Tuesday, June 12, 2007

Chicago RedEye launches Saturday edition

Chicago's RedEye, arguably the nation's most successful big-city free daily, is adding a Saturday edition starting this week that will be delivered to homes free of charge. The home delivered RedEyes will contain preprints, an option not available in the weekday editions because they would fall out of the paper at distribution points and create a litter problem.

The Chicago metro area has 9.5 million residents. So instead of delivering a Saturday edition to every one of them, RedEye is launching a consumer awareness campaign to promote the opportunity to receive the free home-delivered weekend edition by registering online at redeyeweekend.com or by calling a toll-free number. RedEye also will be delivering samples of the issue to encourage registration in selected zip codes.

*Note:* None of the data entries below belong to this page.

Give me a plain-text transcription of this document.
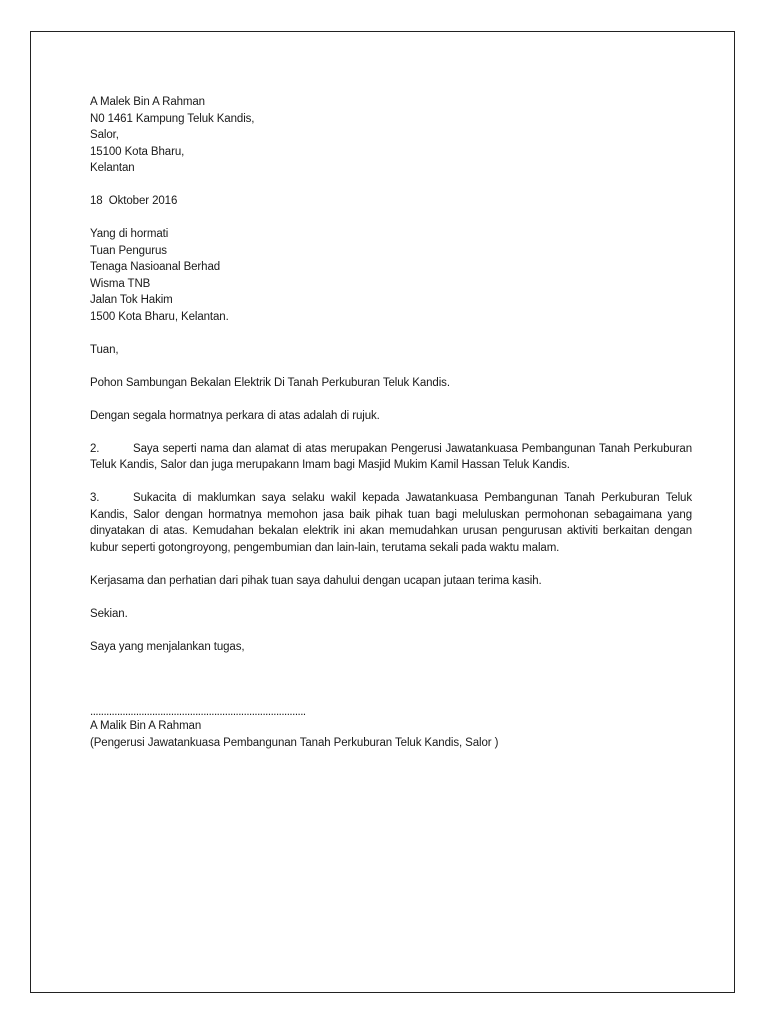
A Malek Bin A Rahman
N0 1461 Kampung Teluk Kandis,
Salor,
15100 Kota Bharu,
Kelantan
18  Oktober 2016
Yang di hormati
Tuan Pengurus
Tenaga Nasioanal Berhad
Wisma TNB
Jalan Tok Hakim
1500 Kota Bharu, Kelantan.
Tuan,
Pohon Sambungan Bekalan Elektrik Di Tanah Perkuburan Teluk Kandis.
Dengan segala hormatnya perkara di atas adalah di rujuk.
2.	Saya seperti nama dan alamat di atas merupakan Pengerusi Jawatankuasa Pembangunan Tanah Perkuburan Teluk Kandis, Salor dan juga merupakann Imam bagi Masjid Mukim Kamil Hassan Teluk Kandis.
3.	Sukacita di maklumkan saya selaku wakil kepada Jawatankuasa Pembangunan Tanah Perkuburan Teluk Kandis, Salor dengan hormatnya memohon jasa baik pihak tuan bagi meluluskan permohonan sebagaimana yang dinyatakan di atas. Kemudahan bekalan elektrik ini akan memudahkan urusan pengurusan aktiviti berkaitan dengan kubur seperti gotongroyong, pengembumian dan lain-lain, terutama sekali pada waktu malam.
Kerjasama dan perhatian dari pihak tuan saya dahului dengan ucapan jutaan terima kasih.
Sekian.
Saya yang menjalankan tugas,
................................................................................
A Malik Bin A Rahman
(Pengerusi Jawatankuasa Pembangunan Tanah Perkuburan Teluk Kandis, Salor )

RedEye currently distributes approximately 150,000 copies of each weekday edition throughout Chicago through more than 3,000 outlets, including newspaper boxes, train stations and select retail outlets. RedEye's weekly readership reached 685,500 in 2006, up nearly 20 percent from 2005. It is expected to deliver up to 100,000 copies of the new weekend edition.

RedEye is owned by the Tribune Company, which announced in 2006 that the free daily was profitable. RedEye started in 2002 as a paper designed to capture younger readers. Quickly, the rival Chicago Sun-Times launched a copycat called the Red Streak. The Sun-Times pulled the plug on the Streak in December 2005. The Sun-Times is a tabloid and is often sold in stores next to the RedEye. Obviously some readers have decided to pick up the free daily rather than pay for the Sun-Times and Sun-Times Publisher John Cruickshank admitted last fall that sales of papers bought from news racks or stores "has been really hit by RedEye."
    COMMENTARY: Here's an argument for why RedEye should be considered the nation's most successful free big-city daily.

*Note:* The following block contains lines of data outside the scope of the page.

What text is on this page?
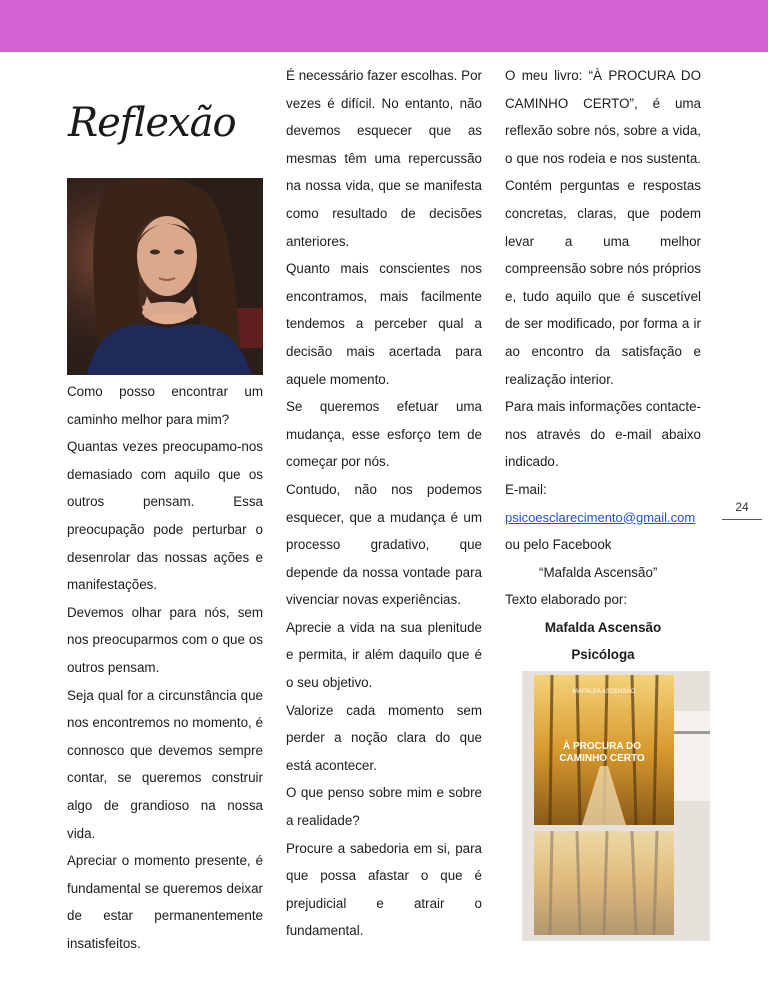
Reflexão

Como posso encontrar um caminho melhor para mim?

Quantas vezes preocupamo-nos demasiado com aquilo que os outros pensam. Essa preocupação pode perturbar o desenrolar das nossas ações e manifestações.

Devemos olhar para nós, sem nos preocuparmos com o que os outros pensam.

Seja qual for a circunstância que nos encontremos no momento, é connosco que devemos sempre contar, se queremos construir algo de grandioso na nossa vida.

Apreciar o momento presente, é fundamental se queremos deixar de estar permanentemente insatisfeitos.

É necessário fazer escolhas. Por vezes é difícil. No entanto, não devemos esquecer que as mesmas têm uma repercussão na nossa vida, que se manifesta como resultado de decisões anteriores.

Quanto mais conscientes nos encontramos, mais facilmente tendemos a perceber qual a decisão mais acertada para aquele momento.

Se queremos efetuar uma mudança, esse esforço tem de começar por nós.

Contudo, não nos podemos esquecer, que a mudança é um processo gradativo, que depende da nossa vontade para vivenciar novas experiências.

Aprecie a vida na sua plenitude e permita, ir além daquilo que é o seu objetivo.

Valorize cada momento sem perder a noção clara do que está acontecer.

O que penso sobre mim e sobre a realidade?

Procure a sabedoria em si, para que possa afastar o que é prejudicial e atrair o fundamental.

O meu livro: “À PROCURA DO CAMINHO CERTO”, é uma reflexão sobre nós, sobre a vida, o que nos rodeia e nos sustenta. Contém perguntas e respostas concretas, claras, que podem levar a uma melhor compreensão sobre nós próprios e, tudo aquilo que é suscetível de ser modificado, por forma a ir ao encontro da satisfação e realização interior.

Para mais informações contacte-nos através do e-mail abaixo indicado.

E-mail:

psicoesclarecimento@gmail.com

ou pelo Facebook

“Mafalda Ascensão”

Texto elaborado por:

Mafalda Ascensão

Psicóloga

24
MAFALDA ASCENSÃO
À PROCURA DO
CAMINHO CERTO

    By the way, there should be a distinction between free "big-city" dailies and those serving small or mid-sized towns. There are many successful and profitable free dailies serving small and mid-size towns. But in big cities -- New York, Chicago, San Francisco, Philadelphia, Boston, Washington, Baltimore -- RedEye was the first to make money.

    In fact, of the 12 English-language free dailies in those seven cities, the only other one to reveal it was in the black was amNewYork, which is a Tribune property like RedEye. The others seem to be struggling.

    A columnist at the San Francisco Examiner wrote last week that his free daily was "new and experimental." But Anschutz bought the Examiner three years ago and launched its current format soon thereafter. How many years does it take to know if an experiment worked? Guess they wouldn't be calling it "experimental" if it was profitable. How long will owner Phil Anschutz, a billionaire oilman, keep experimenting?

    Metro International, with editions in Boston, New York and Philadelphia, admitted that it lost $3 million in its U.S. operations in the first quarter, up significantly from the $2.4 million loss in the same quarter in 2006. At one time, Metro had ambitions to launch editions in every big city in the U.S. — kind of like talk we're hearing from the backer of the new BostonNOW free daily, the Icelandic phone company Dagsbrun, which wants to open "Now" papers in eight to 10 U.S. cities. Let's see if they make any money in Boston first.

    Meanwhile, RedEye is not only making money, it is growing by printing more papers and adding distribution points. Now this new Saturday edition which will allow it to expand its advertising base by enabling it to offer preprints. We don't know of another more successful metro free daily in the U.S. than RedEye.